God then promises that to those who learn to appreciate God in the midst of the consequences will be with Him forever.  I can’t help but think of Christianity here.  What is the premise of Christianity?  We cannot save ourselves.  We are saved solely through the act of Christ on the cross.  When we learn to embrace God’s grace and embrace learning through the consequences of our sin, we will be God’s people.  When we are humbled before God by the many ways we turn away and run, we will be betrothed to God forever.  In our humbleness, God will put away the war that He has with us.  When we submit to Him, God will come to us in peace and redeem us.

In that day we will know what it means to be given the name “Not My People” but understand that God has made us “His people” anyway.  In the day of our humbleness and submission we will understand that those who deserved to have the name “No Compassion” will be given the name “Received Compassion from God.”

Gomer and Hosea

Having given this promise of restoration, God tells Hosea to go out and find his wife.  He tells her to buy her back.  Her lusting after other men has actually brought her into slavery – probably sexual slavery.  Hosea must go to the one who has bought his wife as a slave and buy her back.  Literally, Hosea must go and redeem her.
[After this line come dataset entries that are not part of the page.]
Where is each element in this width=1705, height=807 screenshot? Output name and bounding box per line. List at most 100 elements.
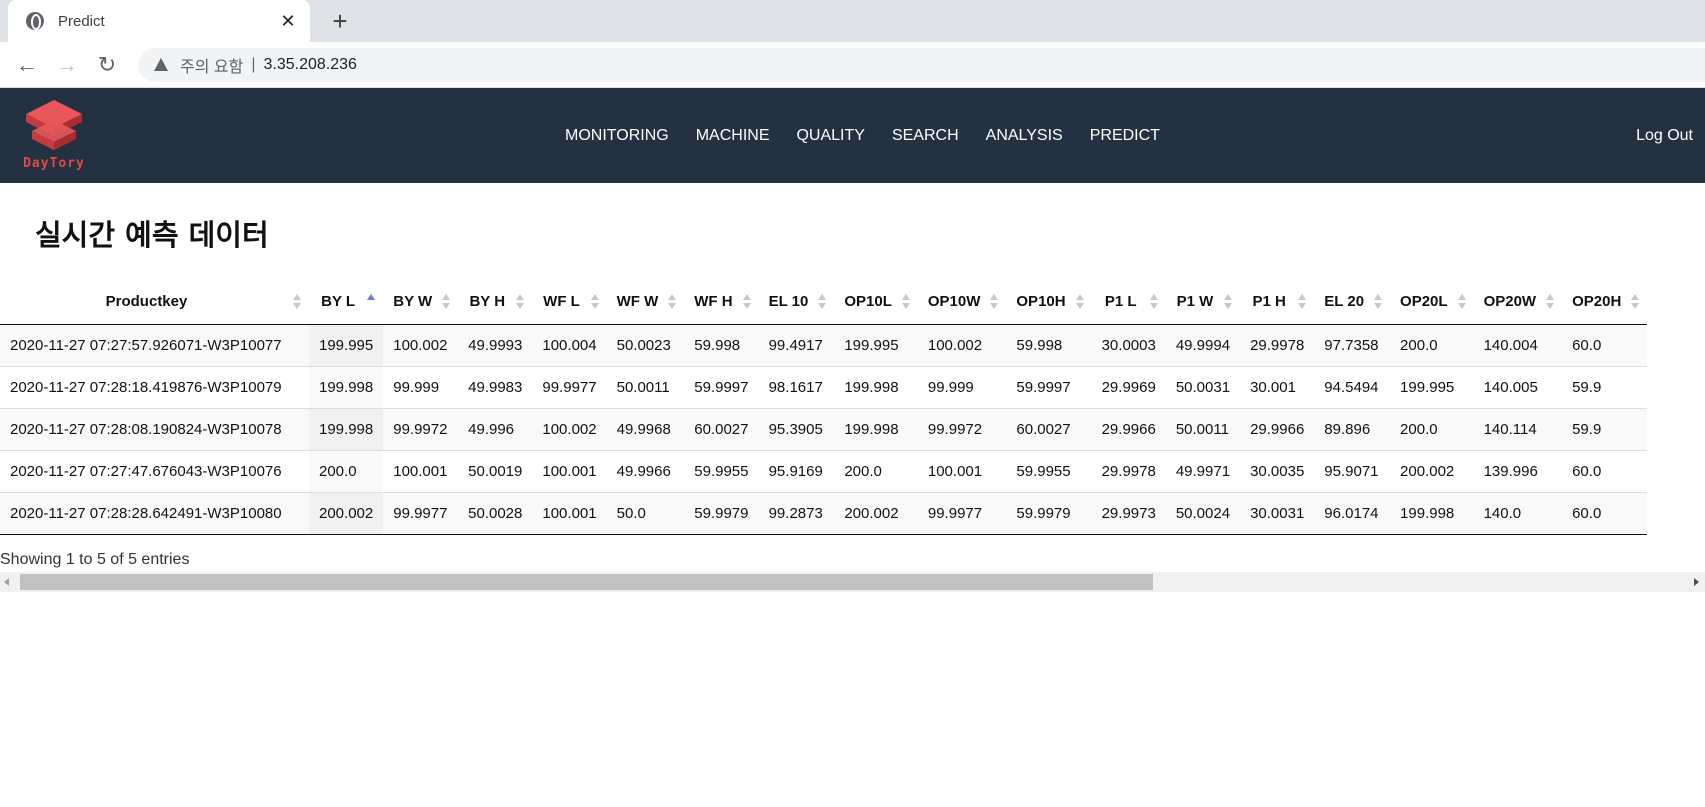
column-header-label: BY L — [321, 293, 356, 311]
table-cell: 59.9 — [1562, 365, 1648, 408]
globe-icon — [26, 12, 44, 30]
column-header[interactable]: OP10H — [1006, 280, 1092, 325]
back-button[interactable]: ← — [14, 52, 40, 78]
scroll-left-arrow-icon[interactable] — [4, 578, 9, 586]
scroll-right-arrow-icon[interactable] — [1694, 578, 1699, 586]
column-header[interactable]: WF W — [606, 280, 685, 325]
forward-button[interactable]: → — [54, 52, 80, 78]
table-cell: 95.3905 — [758, 407, 835, 450]
column-header[interactable]: BY H — [458, 280, 533, 325]
table-cell: 100.001 — [383, 449, 459, 492]
column-header[interactable]: WF L — [532, 280, 607, 325]
table-cell: 100.002 — [532, 407, 607, 450]
sort-arrows-icon[interactable] — [1546, 294, 1555, 310]
table-cell: 60.0 — [1562, 491, 1648, 535]
close-tab-icon[interactable]: ✕ — [278, 11, 298, 32]
table-row[interactable]: 2020-11-27 07:27:57.926071-W3P10077 199.9… — [0, 324, 1648, 366]
column-header-label: BY H — [469, 293, 506, 311]
scrollbar-thumb[interactable] — [20, 574, 1153, 590]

Imagine what the people thought of Hosea.  Here is a man whose wife left him.  Here is a man whose wife fell so far as to be involved in slavery.  What man in his right mind would come and buy her back when he had all the legal grounds for divorce so as to be done with her forever?

That’s God’s point.  Hosea redeems her as a sign of God’s love.  God has every legal right to divorce us completely and abandon us to our humanity.  But He does not.  He comes, drags us out of the things to which we have voluntarily enslaved ourselves, and he redeems us.  That’s incredible.